A person who has undergone surgery to remove sinusitis is allowed to go home a few hours after the end of the procedure. Rarely, if unforeseen complications develop, you have to stay in the hospital for a longer period.
After discharge, the patient is prescribed the same medications that were used during the main treatment of sinusitis.
These include:
- broad-spectrum antibiotics (penicillins, macrolides, cephalosporins, fluoroquinolones);
- vasoconstrictor medications (Oxymetazoline, Naphazoline, Xylometazoline);
- antihistamines (Zodac, Zyrtec);
- local glucocorticosteroids (Nasonex).
Sinusitis is a disease that often requires surgery if conservative treatment methods are ineffective. The decision about which intervention technique is suitable for a particular patient is best left to the doctor. Only a specialist will be able to determine the presence of indications and contraindications for surgery based on the individual characteristics of the patient and the stage of the disease. It is not recommended to refuse surgical intervention if the doctor raises the question of its necessity.
Author: Arina Volkova, doctor, especially for Moylor.ru
Sinus puncture
In addition to surgical treatment by maxillary sinus or endoscopic surgery, puncture of the maxillary sinus, called puncture, is widely used. It can be prescribed for both therapeutic and diagnostic purposes, and is a very effective method of treating pathology. A puncture can effectively treat purulent sinusitis if performed correctly.
The manipulation is done under local anesthesia. In addition to eliminating the contents of the cavity, it is washed and irrigated with antibacterial and antiseptic solutions. After the puncture, a course of antibacterial therapy with drugs that have a wide spectrum of action is prescribed. This is due to the fact that pathology can develop due to the introduction of various microorganisms.

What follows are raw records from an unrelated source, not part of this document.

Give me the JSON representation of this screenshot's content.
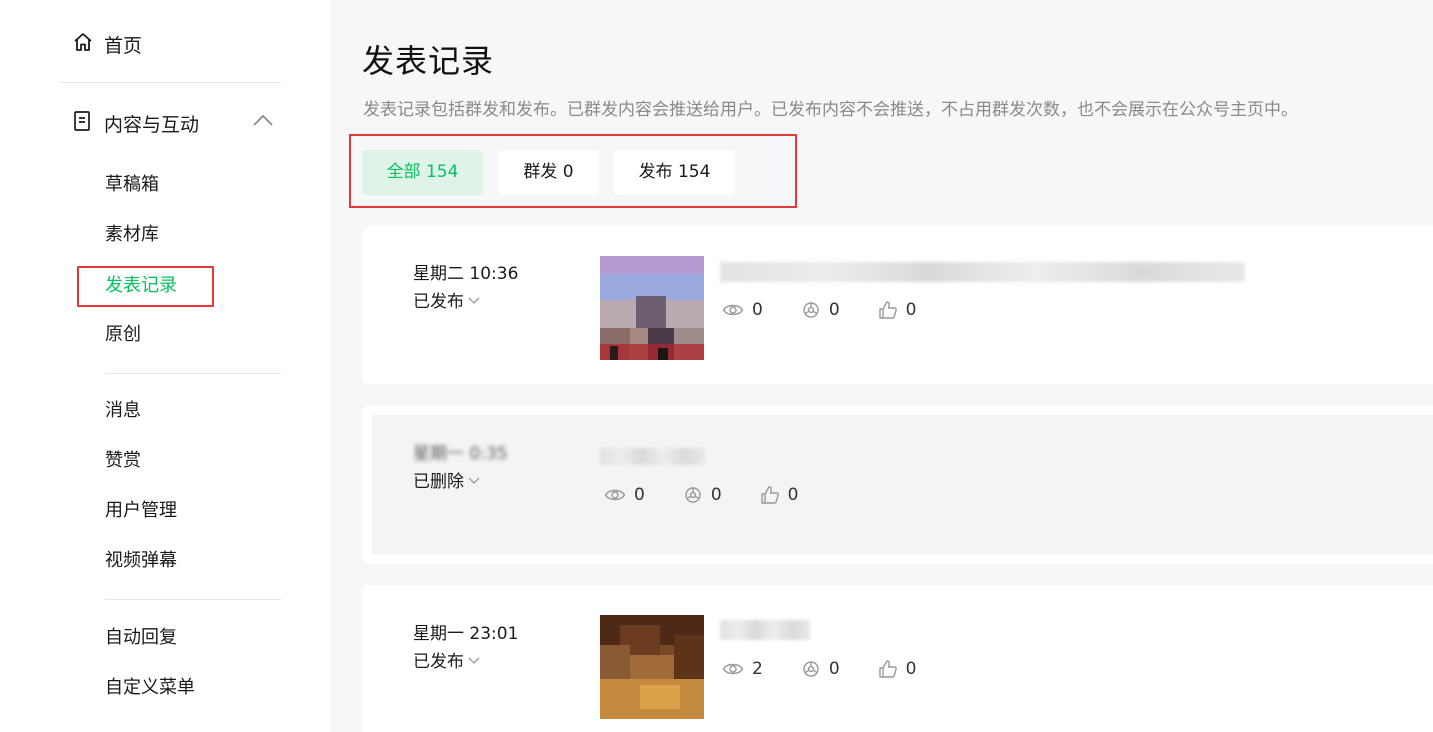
{
  "sidebar": {
    "home_label": "首页",
    "group_label": "内容与互动",
    "sub_items": [
      "草稿箱",
      "素材库",
      "发表记录",
      "原创"
    ],
    "items2": [
      "消息",
      "赞赏",
      "用户管理",
      "视频弹幕"
    ],
    "items3": [
      "自动回复",
      "自定义菜单"
    ]
  },
  "page": {
    "title": "发表记录",
    "description": "发表记录包括群发和发布。已群发内容会推送给用户。已发布内容不会推送，不占用群发次数，也不会展示在公众号主页中。"
  },
  "tabs": [
    {
      "label": "全部 154",
      "selected": true
    },
    {
      "label": "群发 0",
      "selected": false
    },
    {
      "label": "发布 154",
      "selected": false
    }
  ],
  "records": [
    {
      "time": "星期二 10:36",
      "status": "已发布",
      "views": "0",
      "shares": "0",
      "likes": "0"
    },
    {
      "time": "星期一 0:35",
      "status": "已删除",
      "views": "0",
      "shares": "0",
      "likes": "0"
    },
    {
      "time": "星期一 23:01",
      "status": "已发布",
      "views": "2",
      "shares": "0",
      "likes": "0"
    }
  ],
  "colors": {
    "accent": "#07c160",
    "accent_bg": "#dff3e8",
    "highlight_border": "#e5383b",
    "main_bg": "#f6f7f9"
  },
  "icons": [
    "home-icon",
    "document-icon",
    "chevron-up-icon",
    "chevron-down-icon",
    "eye-icon",
    "share-icon",
    "thumb-up-icon"
  ]
}
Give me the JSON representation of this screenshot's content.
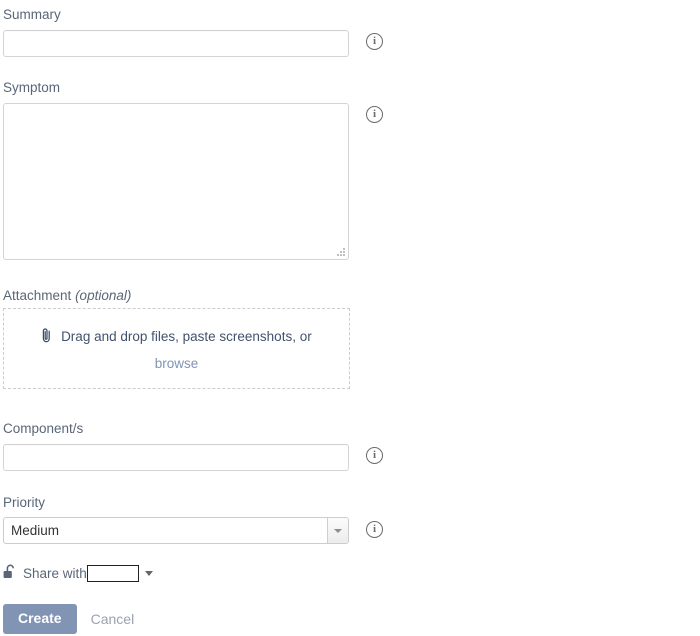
{
  "form": {
    "summary": {
      "label": "Summary",
      "value": "",
      "placeholder": "",
      "info_icon": "info-circle-icon"
    },
    "symptom": {
      "label": "Symptom",
      "value": "",
      "placeholder": "",
      "info_icon": "info-circle-icon"
    },
    "attachment": {
      "label": "Attachment",
      "label_optional": "(optional)",
      "dropzone_text": "Drag and drop files, paste screenshots, or",
      "browse_label": "browse",
      "paperclip_icon": "paperclip-icon"
    },
    "components": {
      "label": "Component/s",
      "value": "",
      "placeholder": "",
      "info_icon": "info-circle-icon"
    },
    "priority": {
      "label": "Priority",
      "selected": "Medium",
      "options": [
        "Medium"
      ],
      "info_icon": "info-circle-icon"
    },
    "share": {
      "lock_icon": "unlocked-padlock-icon",
      "label": "Share with",
      "value": "",
      "placeholder": ""
    },
    "actions": {
      "create_label": "Create",
      "cancel_label": "Cancel"
    }
  },
  "colors": {
    "primary_button": "#8194b4",
    "label_text": "#5a6678",
    "link": "#8194b4",
    "border": "#d4d4d4",
    "dashed_border": "#cccccc"
  }
}
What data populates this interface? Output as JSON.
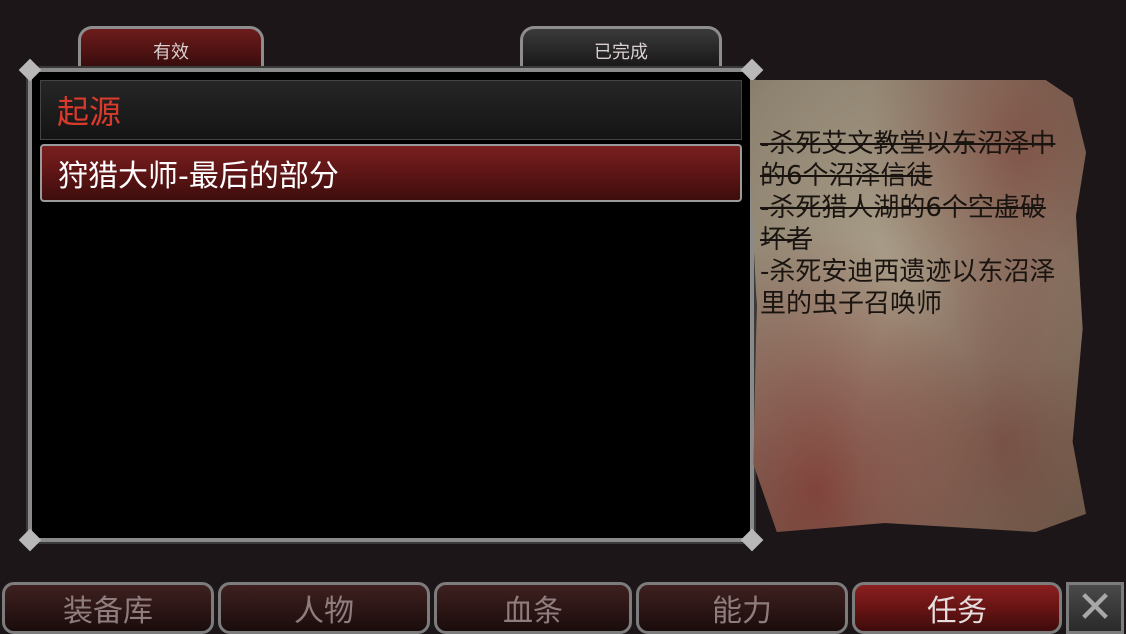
{
  "tabs": {
    "active": "有效",
    "completed": "已完成"
  },
  "quest_list": {
    "category": "起源",
    "selected_quest": "狩猎大师-最后的部分"
  },
  "objectives": [
    {
      "text": "-杀死艾文教堂以东沼泽中的6个沼泽信徒",
      "completed": true
    },
    {
      "text": "-杀死猎人湖的6个空虚破坏者",
      "completed": true
    },
    {
      "text": "-杀死安迪西遗迹以东沼泽里的虫子召唤师",
      "completed": false
    }
  ],
  "nav": {
    "inventory": "装备库",
    "character": "人物",
    "bloodline": "血条",
    "abilities": "能力",
    "quests": "任务",
    "active_tab": "quests"
  },
  "icons": {
    "close": "close-icon"
  },
  "colors": {
    "category_text": "#d83a2c",
    "selected_row": "#6a1818",
    "parchment": "#9a8e7a"
  }
}
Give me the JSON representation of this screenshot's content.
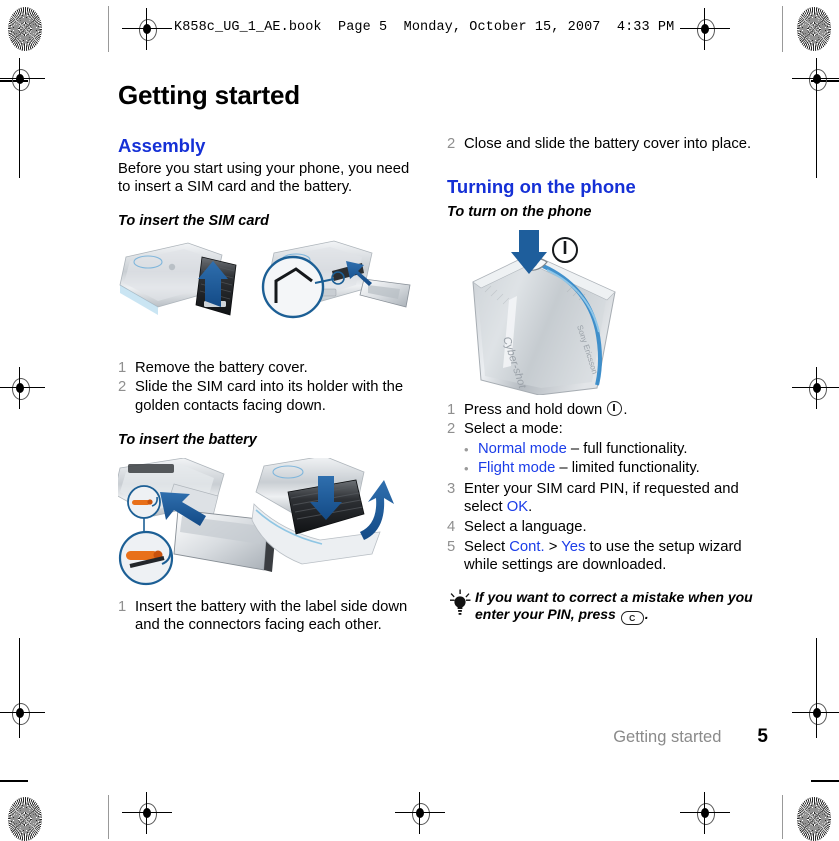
{
  "print_header": {
    "text": "K858c_UG_1_AE.book  Page 5  Monday, October 15, 2007  4:33 PM"
  },
  "page": {
    "title": "Getting started",
    "footer_section": "Getting started",
    "footer_page": "5"
  },
  "colors": {
    "heading_blue": "#1530d6",
    "link_blue": "#1a3ce8",
    "list_number_gray": "#8f8f8f",
    "footer_gray": "#8a8a8a"
  },
  "left_column": {
    "section_heading": "Assembly",
    "intro": "Before you start using your phone, you need to insert a SIM card and the battery.",
    "procedure_1_heading": "To insert the SIM card",
    "figure_1_alt": "Phone back cover being lifted off and SIM card sliding into its holder",
    "steps_1": [
      {
        "num": "1",
        "text": "Remove the battery cover."
      },
      {
        "num": "2",
        "text": "Slide the SIM card into its holder with the golden contacts facing down."
      }
    ],
    "procedure_2_heading": "To insert the battery",
    "figure_2_alt": "Battery sliding into the phone and the battery cover being closed",
    "steps_2": [
      {
        "num": "1",
        "text": "Insert the battery with the label side down and the connectors facing each other."
      }
    ]
  },
  "right_column": {
    "steps_top": [
      {
        "num": "2",
        "text": "Close and slide the battery cover into place."
      }
    ],
    "section_heading": "Turning on the phone",
    "procedure_heading": "To turn on the phone",
    "figure_alt": "Sony Ericsson Cyber-shot phone with arrow pointing at the power key on top",
    "figure_labels": {
      "phone_brand": "Cyber-shot",
      "phone_side": "Sony Ericsson"
    },
    "steps": [
      {
        "num": "1",
        "parts": [
          {
            "type": "text",
            "value": "Press and hold down "
          },
          {
            "type": "icon",
            "value": "power-key-icon"
          },
          {
            "type": "text",
            "value": "."
          }
        ]
      },
      {
        "num": "2",
        "parts": [
          {
            "type": "text",
            "value": "Select a mode:"
          }
        ],
        "bullets": [
          {
            "link": "Normal mode",
            "rest": " – full functionality."
          },
          {
            "link": "Flight mode",
            "rest": " – limited functionality."
          }
        ]
      },
      {
        "num": "3",
        "parts": [
          {
            "type": "text",
            "value": "Enter your SIM card PIN, if requested and select "
          },
          {
            "type": "link",
            "value": "OK"
          },
          {
            "type": "text",
            "value": "."
          }
        ]
      },
      {
        "num": "4",
        "parts": [
          {
            "type": "text",
            "value": "Select a language."
          }
        ]
      },
      {
        "num": "5",
        "parts": [
          {
            "type": "text",
            "value": "Select "
          },
          {
            "type": "link",
            "value": "Cont."
          },
          {
            "type": "text",
            "value": " > "
          },
          {
            "type": "link",
            "value": "Yes"
          },
          {
            "type": "text",
            "value": " to use the setup wizard while settings are downloaded."
          }
        ]
      }
    ],
    "tip": {
      "icon": "lightbulb-icon",
      "text_before": "If you want to correct a mistake when you enter your PIN, press ",
      "key_label": "C",
      "text_after": "."
    }
  },
  "step_text": {
    "l1s1": "Remove the battery cover.",
    "l1s2": "Slide the SIM card into its holder with the golden contacts facing down.",
    "l2s1": "Insert the battery with the label side down and the connectors facing each other.",
    "r0s2": "Close and slide the battery cover into place.",
    "r1": "Press and hold down ",
    "r1_end": ".",
    "r2": "Select a mode:",
    "r2b1_link": "Normal mode",
    "r2b1_rest": " – full functionality.",
    "r2b2_link": "Flight mode",
    "r2b2_rest": " – limited functionality.",
    "r3a": "Enter your SIM card PIN, if requested and select ",
    "r3_link": "OK",
    "r3b": ".",
    "r4": "Select a language.",
    "r5a": "Select ",
    "r5_link1": "Cont.",
    "r5_mid": " > ",
    "r5_link2": "Yes",
    "r5b": " to use the setup wizard while settings are downloaded."
  },
  "numbers": {
    "one": "1",
    "two": "2",
    "three": "3",
    "four": "4",
    "five": "5",
    "bullet": "•"
  }
}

Local anesthesia is done by introducing a turunda with an anesthetic into the nasal passage. It allows you to eliminate pain and discomfort. Sometimes a sensation of a foreign body in the nose may develop during the procedure. It should be noted that the doctor relies solely on his tactile sensations and experience during manipulation, and his incorrect actions can lead to undesirable consequences.
An ordinary syringe can be used as equipment to remove the contents of the sinus. They also inject antibacterial agents and antiseptic solutions into the maxillary sinus.